O Arco Norte opera a partir de uma estrutura multimodal, combinando transporte rodoviário e fluvial. As cargas chegam a polos como Miritituba/Itaituba (PA), Porto Velho (RO) e Caracaraí (RR), onde são transferidas para comboios de barcaças que seguem pelos rios Tapajós, Madeira e Amazonas até portos em Itacoatiara (AM), Santarém (PA) e Barcarena (PA).

Esse arranjo reduz trechos rodoviários longos, encurta o acesso a mercados da Europa e Ásia e eleva a eficiência operacional — o transporte por barcaças pode ser até 50% mais econômico do que o modal rodoviário em percursos extensos.

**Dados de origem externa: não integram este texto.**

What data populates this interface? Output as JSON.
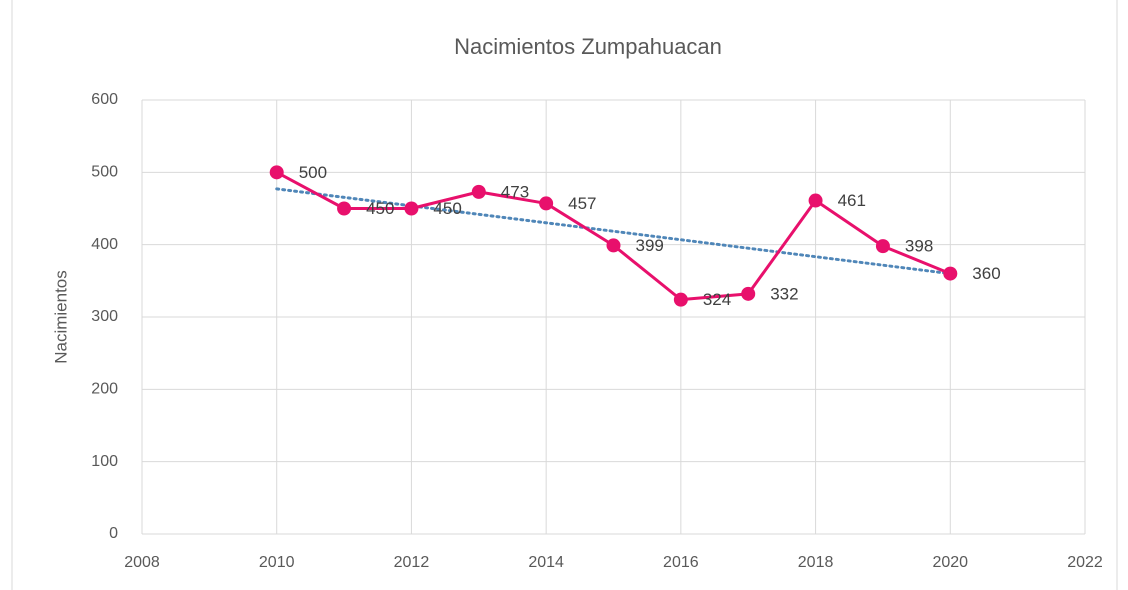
{
  "chart_data": {
    "type": "line",
    "title": "Nacimientos Zumpahuacan",
    "y_label": "Nacimientos",
    "x": [
      2010,
      2011,
      2012,
      2013,
      2014,
      2015,
      2016,
      2017,
      2018,
      2019,
      2020
    ],
    "series": [
      {
        "color": "#e8106c",
        "values": [
          500,
          450,
          450,
          473,
          457,
          399,
          324,
          332,
          461,
          398,
          360
        ]
      }
    ],
    "xlim": [
      2008,
      2022
    ],
    "xticks": [
      2008,
      2010,
      2012,
      2014,
      2016,
      2018,
      2020,
      2022
    ],
    "ylim": [
      0,
      600
    ],
    "yticks": [
      0,
      100,
      200,
      300,
      400,
      500,
      600
    ],
    "grid": true,
    "data_labels": true,
    "trendline": {
      "type": "linear",
      "color": "#4f86b8"
    }
  }
}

O secretário nacional de Hidrovias e Navegação, Otto Burlier, ressaltou que a previsibilidade dos rios é essencial para manter o sistema funcionando. Segundo ele, contratos de manutenção contínua e de longo prazo substituem a lógica emergencial, garantindo segurança, regularidade e sustentabilidade ao transporte.

Governo investe em infraestrutura, manutenção e modernização da frota

A Secretaria Nacional de Hidrovias concentra esforços em três linhas: manutenção da navegabilidade, expansão da infraestrutura e renovação da frota fluvial.

Contratos plurianuais de dragagem e sinalização nos rios Amazonas e Solimões, já em execução, somam mais de R$ 370 milhões ao longo de cinco anos. Paralelamente, o Fundo da Marinha Mercante tem financiado a construção de centenas de barcaças e dezenas de empurradores. Muitos desses equipamentos estão sendo fabricados em estaleiros do Amazonas, impulsionando empregos e reforçando a indústria naval regional.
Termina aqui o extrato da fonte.